Am nächsten Tag sieht alles nicht mehr ganz so schlimm aus. Zwar existiert für die Beschäftigten des Hotels kein Tarifvertrag, doch es wird "ordentlich, nicht unter Tarif" bezahlt, hat Detlef Sommer, NGG-Mitglied und Betriebsratsvorsitzender im Estrel-Hotel, klar gestellt. Sein Namensvetter, der DGB-Chef, kündigt an, alle Dienstleister, mit denen der DGB und seine Einzelgewerkschaften zusammenarbeiten, genau prüfen zu wollen.
Solidarität ist auch kurz danach gefragt: Unter lautem Jubel ziehen 25 Streikende des Betonwerks Westerwelle aus Herford in Nordrhein-Westfalen in die Halle.

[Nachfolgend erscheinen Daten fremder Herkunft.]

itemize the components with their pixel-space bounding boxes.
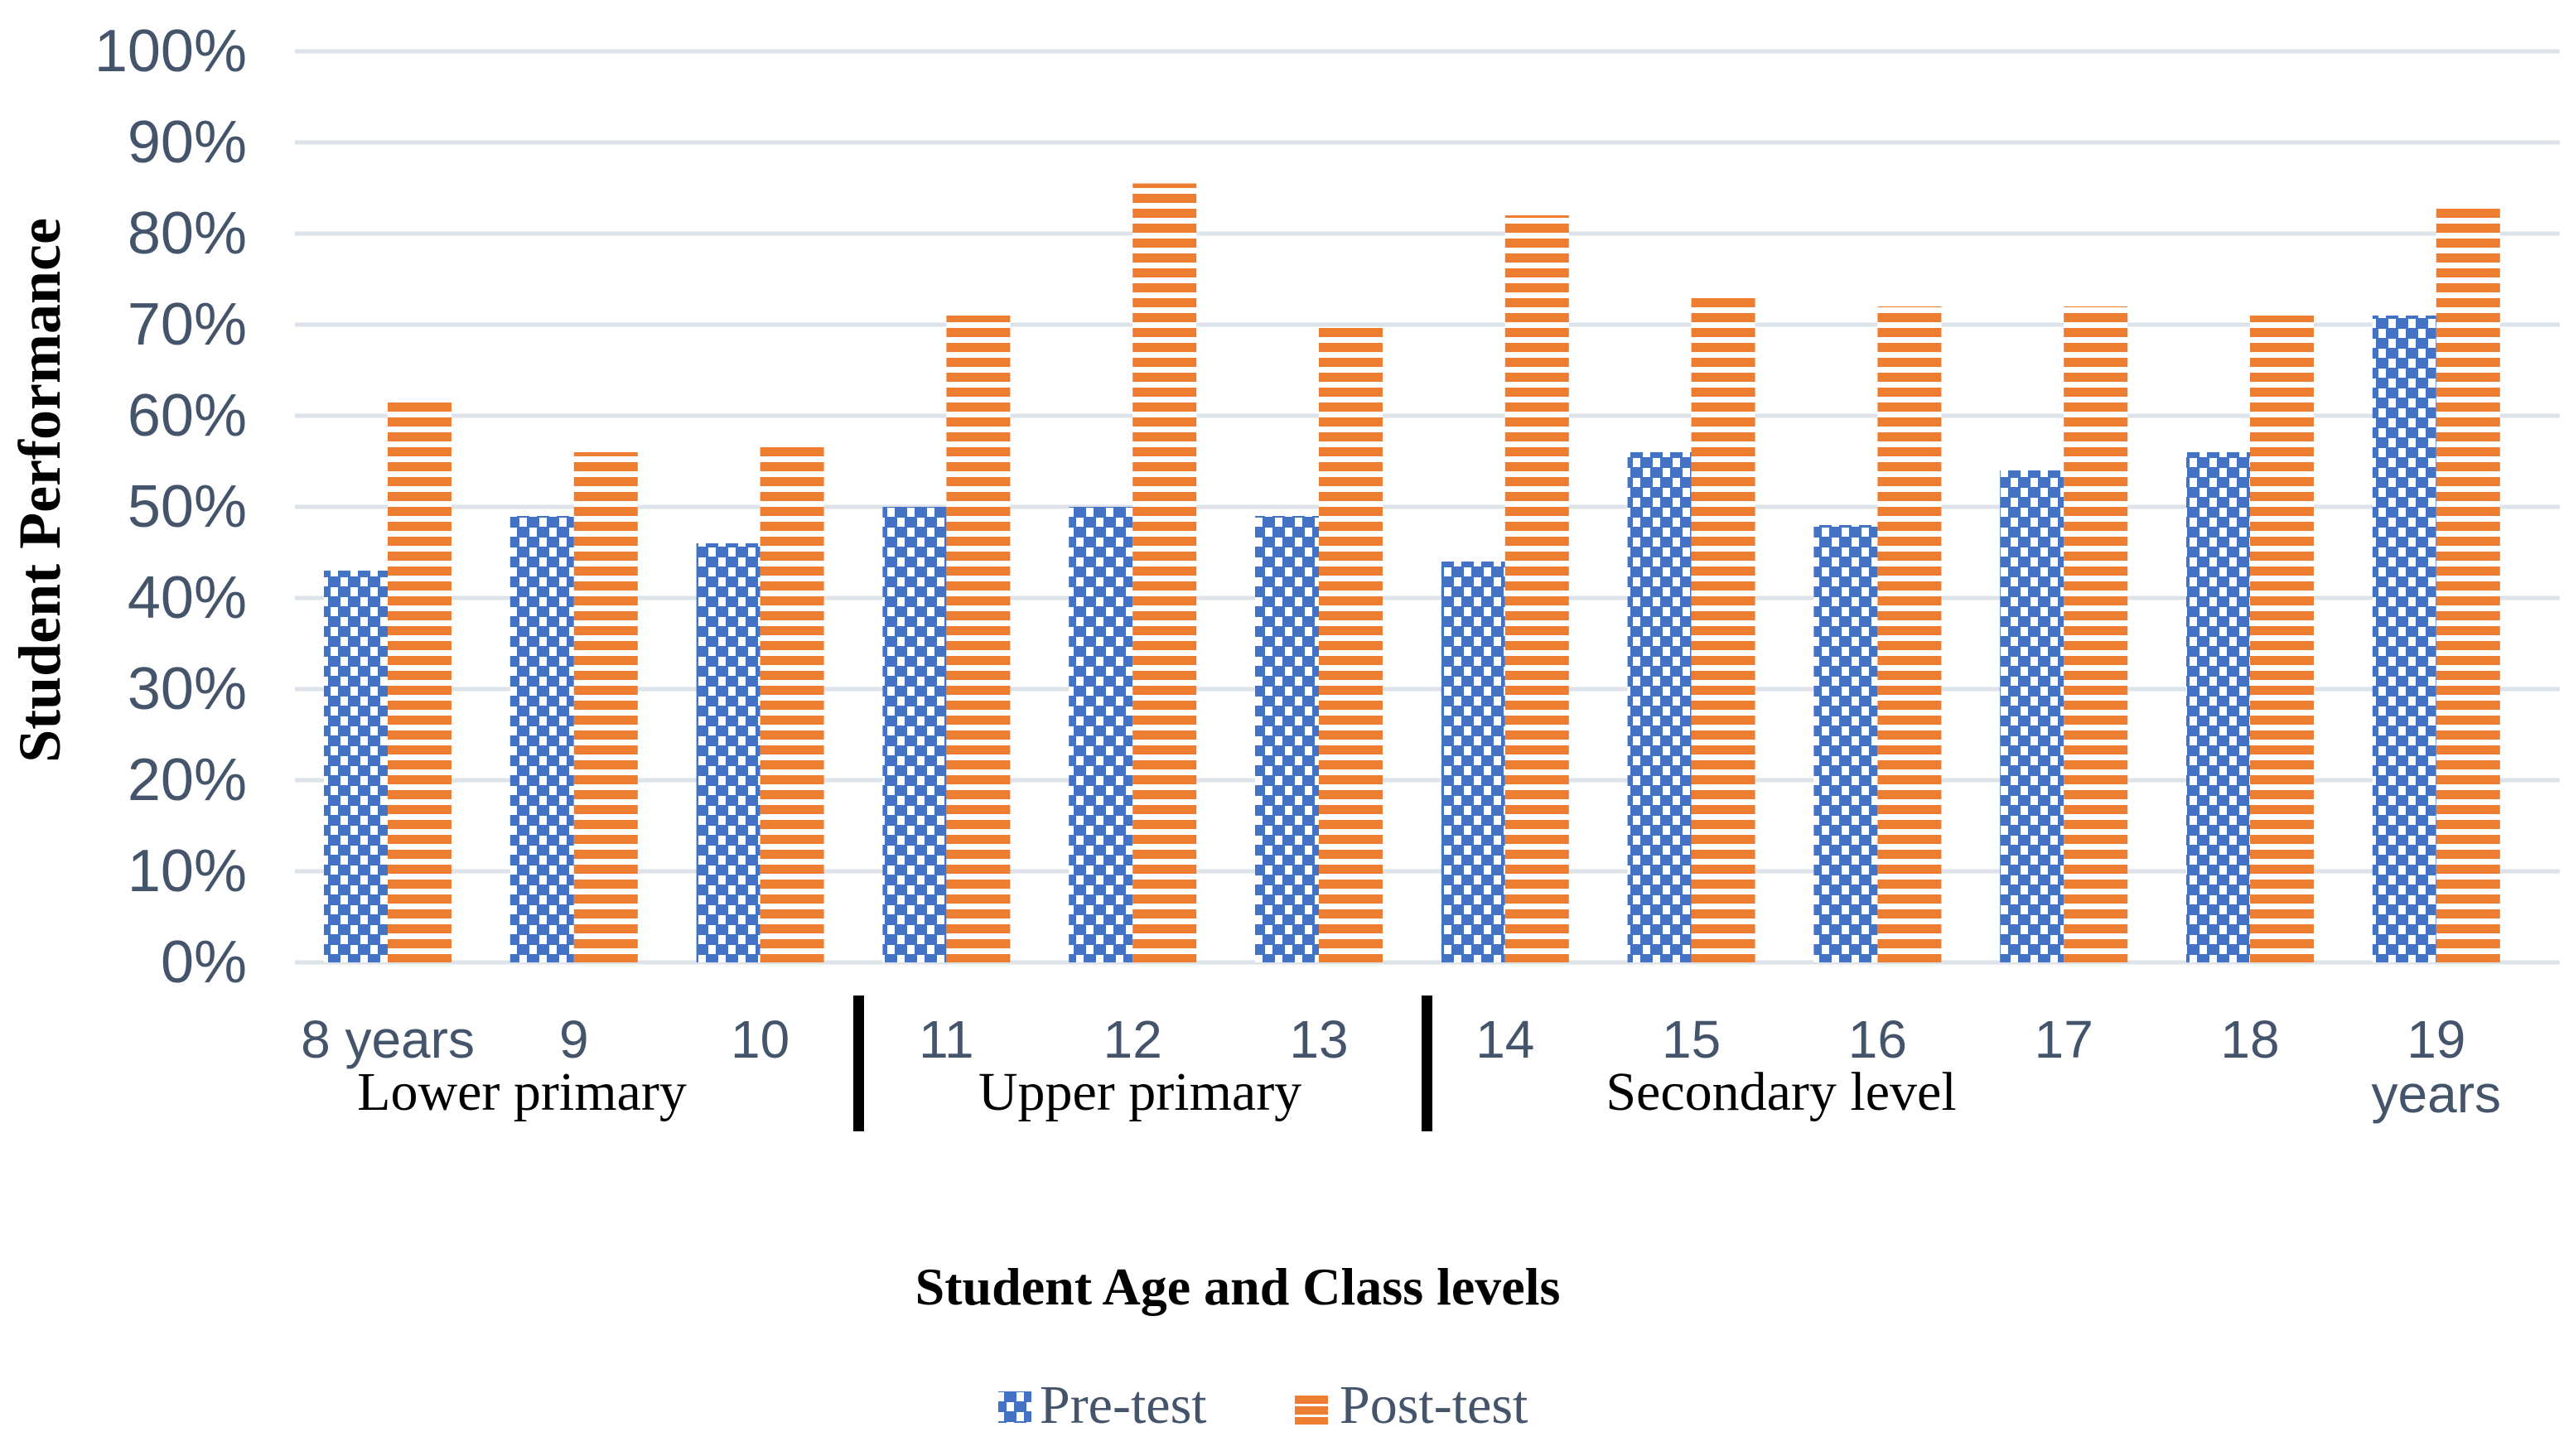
group-label-upper-primary: Upper primary (978, 1062, 1302, 1122)
bar-pre-test-13 (1255, 516, 1319, 962)
bar-pre-test-9 (509, 516, 574, 962)
bar-post-test-16 (1877, 306, 1942, 962)
group-divider-upper-secondary (1422, 996, 1432, 1131)
x-category-label-14: 14 (1475, 1010, 1535, 1069)
y-tick-label-70%: 70% (127, 292, 247, 358)
y-tick-label-10%: 10% (127, 838, 247, 904)
x-category-label-18: 18 (2220, 1010, 2280, 1069)
bar-pre-test-15 (1627, 452, 1692, 962)
group-label-secondary-level: Secondary level (1606, 1062, 1957, 1122)
y-tick-label-20%: 20% (127, 747, 247, 813)
y-tick-label-60%: 60% (127, 383, 247, 449)
bar-post-test-18 (2250, 316, 2314, 962)
bar-pre-test-12 (1069, 507, 1133, 962)
x-category-label-15: 15 (1662, 1010, 1721, 1069)
y-tick-label-50%: 50% (127, 474, 247, 540)
y-tick-label-90%: 90% (127, 109, 247, 176)
bar-post-test-15 (1691, 297, 1755, 962)
x-category-label-19-years: 19 years (2371, 1010, 2502, 1124)
legend-post-test-label: Post-test (1340, 1375, 1528, 1435)
bar-pre-test-16 (1813, 525, 1878, 962)
legend-post-test-swatch (1295, 1396, 1328, 1425)
y-tick-label-80%: 80% (127, 200, 247, 267)
bar-post-test-11 (946, 316, 1011, 962)
y-tick-label-0%: 0% (160, 929, 247, 996)
x-category-label-10: 10 (731, 1010, 790, 1069)
bar-pre-test-8-years (324, 571, 388, 962)
y-tick-label-40%: 40% (127, 565, 247, 631)
x-category-label-12: 12 (1103, 1010, 1162, 1069)
x-category-label-16: 16 (1847, 1010, 1907, 1069)
bar-post-test-8-years (388, 398, 451, 962)
bar-post-test-12 (1132, 183, 1197, 962)
group-divider-lower-upper (853, 996, 864, 1131)
x-axis-title: Student Age and Class levels (915, 1257, 1561, 1316)
bar-pre-test-18 (2186, 452, 2250, 962)
bar-post-test-10 (760, 443, 824, 962)
bar-pre-test-19-years (2372, 316, 2436, 962)
bar-post-test-9 (573, 452, 638, 962)
bar-post-test-14 (1504, 215, 1569, 962)
x-category-label-17: 17 (2034, 1010, 2093, 1069)
bar-post-test-17 (2064, 306, 2128, 962)
x-category-label-11: 11 (919, 1010, 974, 1069)
bar-pre-test-10 (696, 543, 761, 962)
x-category-label-8-years: 8 years (301, 1010, 475, 1069)
x-category-label-13: 13 (1289, 1010, 1349, 1069)
legend (998, 1391, 1328, 1425)
y-tick-label-100%: 100% (94, 18, 247, 84)
y-tick-label-30%: 30% (127, 656, 247, 722)
bar-post-test-13 (1319, 327, 1383, 962)
bar-pre-test-17 (2000, 470, 2064, 962)
bar-pre-test-14 (1441, 562, 1505, 962)
bars (324, 183, 2500, 962)
legend-pre-test-swatch (998, 1391, 1031, 1423)
x-category-label-9: 9 (559, 1010, 589, 1069)
bar-pre-test-11 (882, 507, 947, 962)
gridlines (295, 49, 2560, 965)
bar-post-test-19-years (2436, 206, 2500, 962)
group-label-lower-primary: Lower primary (357, 1062, 687, 1122)
legend-pre-test-label: Pre-test (1040, 1375, 1207, 1435)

Auf einem ihrer Transparente fordern sie ein Verbot von Leiharbeit. Seit sechs Wochen streiken sie in Herford für einen Tarifvertrag und einen Betriebsrat. Fristlose Kündigungen für einen Teil der Mitarbeiter war eine der Antwort auf das Begehr nach betrieblicher Mitbestimmung. Der Einsatz von Leiharbeitern, um die Produktion aufrecht zu erhalten, die andere.
Der Chef des Unternehmens, Kai-Uwe Westerwelle, sei mit dem FDP-Außenminister nicht verwandt, erklärt Nadine Schildmann, eine der Arbeiterinnen aus Herford. "Doch ein Anflug von Gier und Größenwahn haben sie beide", stellt die junge Frau fest. Lacher im Saal, zum Abschluss ihrer Rede gibt es Standing Ovations, die Streikdelegation ist gerührt. Dann wird der gewerkschaftliche Klingelbeutel "zur Unterstützung der Kollegen" rumgereicht. Und DGB-Chef Sommer ruft: "Westerwelles aller Art kriegt man in die Knie."
Ob und wie, das könnte der Herbst zeigen. Für die dritte Jahreszeit hofft IG-Metall-Chef Berthold Huber auf eine "erste Zuspitzung" in Sachen Krisenproteste.